A pochi mesi dalle elezioni amministrative, il segretario generale della Cgil di Agrigento, Alfonso Buscemi, lancia un appello alla politica e alla cittadinanza, denunciando la mancanza di un dibattito pubblico serio e trasparente sui problemi reali della città.
Secondo Buscemi, “si ha la sensazione che prevalgano tatticismi, equilibri interni e logiche di conservazione del potere, finalizzate più alla tutela di posizioni personali e di gruppi dirigenti che alla costruzione di un progetto credibile per il futuro della comunità”. Una situazione che, sottolinea, lascia i cittadini in attesa di risposte su temi fondamentali come lavoro, servizi, sviluppo, povertà crescente e mancanza di prospettive per i giovani.

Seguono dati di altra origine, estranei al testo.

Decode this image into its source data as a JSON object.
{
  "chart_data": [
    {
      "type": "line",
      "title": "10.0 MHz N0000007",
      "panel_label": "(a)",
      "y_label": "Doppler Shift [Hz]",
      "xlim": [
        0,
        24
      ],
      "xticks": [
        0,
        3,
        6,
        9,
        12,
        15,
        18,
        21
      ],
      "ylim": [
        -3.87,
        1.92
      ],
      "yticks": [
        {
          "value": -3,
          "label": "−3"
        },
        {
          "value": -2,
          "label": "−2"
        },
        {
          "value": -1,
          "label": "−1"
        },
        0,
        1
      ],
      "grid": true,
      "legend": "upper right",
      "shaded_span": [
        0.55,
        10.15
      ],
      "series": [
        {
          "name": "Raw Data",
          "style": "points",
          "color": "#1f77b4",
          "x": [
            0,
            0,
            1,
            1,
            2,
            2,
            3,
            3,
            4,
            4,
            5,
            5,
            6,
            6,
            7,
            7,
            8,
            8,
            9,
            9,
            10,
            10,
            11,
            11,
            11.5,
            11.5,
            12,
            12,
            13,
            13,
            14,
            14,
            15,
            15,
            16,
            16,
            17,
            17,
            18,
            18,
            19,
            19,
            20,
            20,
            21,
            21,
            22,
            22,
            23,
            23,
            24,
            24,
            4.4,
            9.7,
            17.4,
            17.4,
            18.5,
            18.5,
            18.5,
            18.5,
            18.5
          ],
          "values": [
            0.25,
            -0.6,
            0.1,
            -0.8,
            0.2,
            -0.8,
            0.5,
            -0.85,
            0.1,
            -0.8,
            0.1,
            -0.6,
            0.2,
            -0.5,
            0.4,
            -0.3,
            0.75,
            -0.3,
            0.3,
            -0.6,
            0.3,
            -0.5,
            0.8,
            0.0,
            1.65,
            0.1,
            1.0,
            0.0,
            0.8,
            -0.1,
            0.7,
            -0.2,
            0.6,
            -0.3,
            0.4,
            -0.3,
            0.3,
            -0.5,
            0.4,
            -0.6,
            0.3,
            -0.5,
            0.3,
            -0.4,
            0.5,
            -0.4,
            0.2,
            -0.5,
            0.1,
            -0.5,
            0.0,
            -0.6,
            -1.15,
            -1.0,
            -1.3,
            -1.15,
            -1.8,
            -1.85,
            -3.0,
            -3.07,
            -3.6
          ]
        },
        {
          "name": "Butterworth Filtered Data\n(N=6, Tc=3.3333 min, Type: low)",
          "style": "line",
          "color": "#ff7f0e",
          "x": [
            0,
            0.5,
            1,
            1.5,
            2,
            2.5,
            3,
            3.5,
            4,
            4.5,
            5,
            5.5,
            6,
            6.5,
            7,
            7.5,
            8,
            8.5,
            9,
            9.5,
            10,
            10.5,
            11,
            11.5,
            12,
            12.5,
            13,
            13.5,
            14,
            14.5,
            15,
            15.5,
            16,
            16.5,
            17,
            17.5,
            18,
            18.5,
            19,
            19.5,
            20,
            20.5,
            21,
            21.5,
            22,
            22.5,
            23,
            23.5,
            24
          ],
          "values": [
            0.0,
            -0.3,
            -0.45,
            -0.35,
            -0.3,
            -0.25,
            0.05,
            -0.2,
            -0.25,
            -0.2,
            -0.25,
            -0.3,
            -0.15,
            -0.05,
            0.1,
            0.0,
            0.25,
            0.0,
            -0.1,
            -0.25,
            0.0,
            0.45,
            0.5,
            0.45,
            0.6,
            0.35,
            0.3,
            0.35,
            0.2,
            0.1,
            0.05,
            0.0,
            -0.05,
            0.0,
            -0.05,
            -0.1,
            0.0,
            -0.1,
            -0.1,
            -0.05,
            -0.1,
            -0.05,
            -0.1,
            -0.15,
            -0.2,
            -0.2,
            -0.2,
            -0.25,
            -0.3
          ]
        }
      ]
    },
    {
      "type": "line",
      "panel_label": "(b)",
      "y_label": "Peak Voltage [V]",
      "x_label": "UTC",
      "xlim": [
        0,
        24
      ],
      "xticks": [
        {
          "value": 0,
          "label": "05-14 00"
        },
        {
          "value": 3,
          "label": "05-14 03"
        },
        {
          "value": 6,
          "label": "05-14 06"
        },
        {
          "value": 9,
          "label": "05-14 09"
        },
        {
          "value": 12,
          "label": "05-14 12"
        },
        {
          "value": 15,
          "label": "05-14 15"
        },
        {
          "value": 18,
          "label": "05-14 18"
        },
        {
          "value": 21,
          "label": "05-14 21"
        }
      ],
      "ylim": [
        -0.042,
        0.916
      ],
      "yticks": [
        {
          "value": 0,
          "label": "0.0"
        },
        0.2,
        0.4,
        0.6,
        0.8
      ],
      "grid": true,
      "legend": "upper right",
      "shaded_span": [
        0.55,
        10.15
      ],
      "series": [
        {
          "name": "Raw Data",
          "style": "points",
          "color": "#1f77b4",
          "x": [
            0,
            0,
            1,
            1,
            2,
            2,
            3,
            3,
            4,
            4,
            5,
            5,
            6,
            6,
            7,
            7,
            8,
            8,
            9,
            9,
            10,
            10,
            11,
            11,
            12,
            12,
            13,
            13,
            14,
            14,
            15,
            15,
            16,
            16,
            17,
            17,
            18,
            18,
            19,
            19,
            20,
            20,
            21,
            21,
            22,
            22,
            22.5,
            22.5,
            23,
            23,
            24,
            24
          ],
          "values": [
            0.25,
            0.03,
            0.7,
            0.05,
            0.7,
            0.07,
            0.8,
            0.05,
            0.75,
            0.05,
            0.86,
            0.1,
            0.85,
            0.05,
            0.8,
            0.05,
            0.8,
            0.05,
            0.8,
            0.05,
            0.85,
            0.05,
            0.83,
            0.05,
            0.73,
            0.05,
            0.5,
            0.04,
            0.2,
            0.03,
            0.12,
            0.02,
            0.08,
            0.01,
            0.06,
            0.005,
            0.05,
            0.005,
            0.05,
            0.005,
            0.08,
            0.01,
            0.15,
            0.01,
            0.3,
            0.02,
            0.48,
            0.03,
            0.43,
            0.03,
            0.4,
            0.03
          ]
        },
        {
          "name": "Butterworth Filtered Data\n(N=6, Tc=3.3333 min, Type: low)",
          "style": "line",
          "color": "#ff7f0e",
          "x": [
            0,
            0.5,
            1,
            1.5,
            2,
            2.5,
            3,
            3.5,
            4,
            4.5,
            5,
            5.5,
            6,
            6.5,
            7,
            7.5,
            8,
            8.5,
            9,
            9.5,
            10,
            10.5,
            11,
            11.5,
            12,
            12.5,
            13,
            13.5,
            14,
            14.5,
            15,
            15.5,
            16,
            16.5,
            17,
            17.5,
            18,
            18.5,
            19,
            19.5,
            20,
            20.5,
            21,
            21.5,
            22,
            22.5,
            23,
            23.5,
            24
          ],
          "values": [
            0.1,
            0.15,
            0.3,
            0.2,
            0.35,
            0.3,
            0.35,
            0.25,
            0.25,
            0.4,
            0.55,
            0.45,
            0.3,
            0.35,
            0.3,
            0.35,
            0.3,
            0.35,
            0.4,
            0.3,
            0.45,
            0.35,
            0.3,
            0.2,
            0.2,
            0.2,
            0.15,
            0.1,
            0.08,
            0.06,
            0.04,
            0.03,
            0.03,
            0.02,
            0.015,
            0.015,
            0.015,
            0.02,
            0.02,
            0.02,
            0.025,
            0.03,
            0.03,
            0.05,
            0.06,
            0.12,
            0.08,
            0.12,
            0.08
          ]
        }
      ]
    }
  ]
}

“Agrigento non può permettersi silenzi, ambiguità o manovre di palazzo – afferma Buscemi –. La città ha bisogno di chiarezza, programmi e responsabilità”. Il segretario della Cgil esprime inoltre preoccupazione per il clima che si sta creando, alimentato da scelte che rischiano di dividere ulteriormente la comunità. In particolare, fa riferimento alla decisione del sindaco di intitolare una via cittadina a Sergio Ramelli, giovane vittima di una stagione segnata da violenze e contrapposizioni ideologiche.
“Nel rispetto della memoria e del dolore che quella stagione ha lasciato – dichiara Buscemi – riteniamo che oggi Agrigento abbia bisogno di unità e coesione, non di iniziative che possano riaprire contrapposizioni o alimentare tensioni. La città chiede soluzioni ai propri problemi, non nuovi motivi di scontro”. Il rischio, secondo il sindacato, è che si portino all’attenzione dell’opinione pubblica temi divisivi e simbolici per distogliere l’attenzione dalle vere emergenze: la mancanza di lavoro, i servizi insufficienti, il disagio sociale, le infrastrutture carenti e le opportunità negate a intere generazioni. Buscemi rivolge quindi un appello “alle donne e agli uomini di buona volontà, animati da spirito di servizio”, affinché abbiano “il coraggio di mettersi a disposizione della città con proposte serie, competenza e senso di responsabilità”.
Allo stesso tempo, invita i cittadini a non rassegnarsi: “La stanchezza e la delusione sono comprensibili, ma senza partecipazione e senza un voto libero e consapevole si continuerà a lasciare spazio a logiche clientelari e a chi considera la cosa pubblica come un patrimonio personale. Senza un sussulto civico e democratico – conclude Buscemi – a pagare il prezzo saranno ancora una volta le famiglie, i lavoratori, i giovani e tutti coloro che non hanno protezioni o privilegi, con un costo sempre più alto in termini di diritti, opportunità e dignità. Agrigento ha bisogno di verità, responsabilità e visione. È il momento di unire la città, non di dividerla”.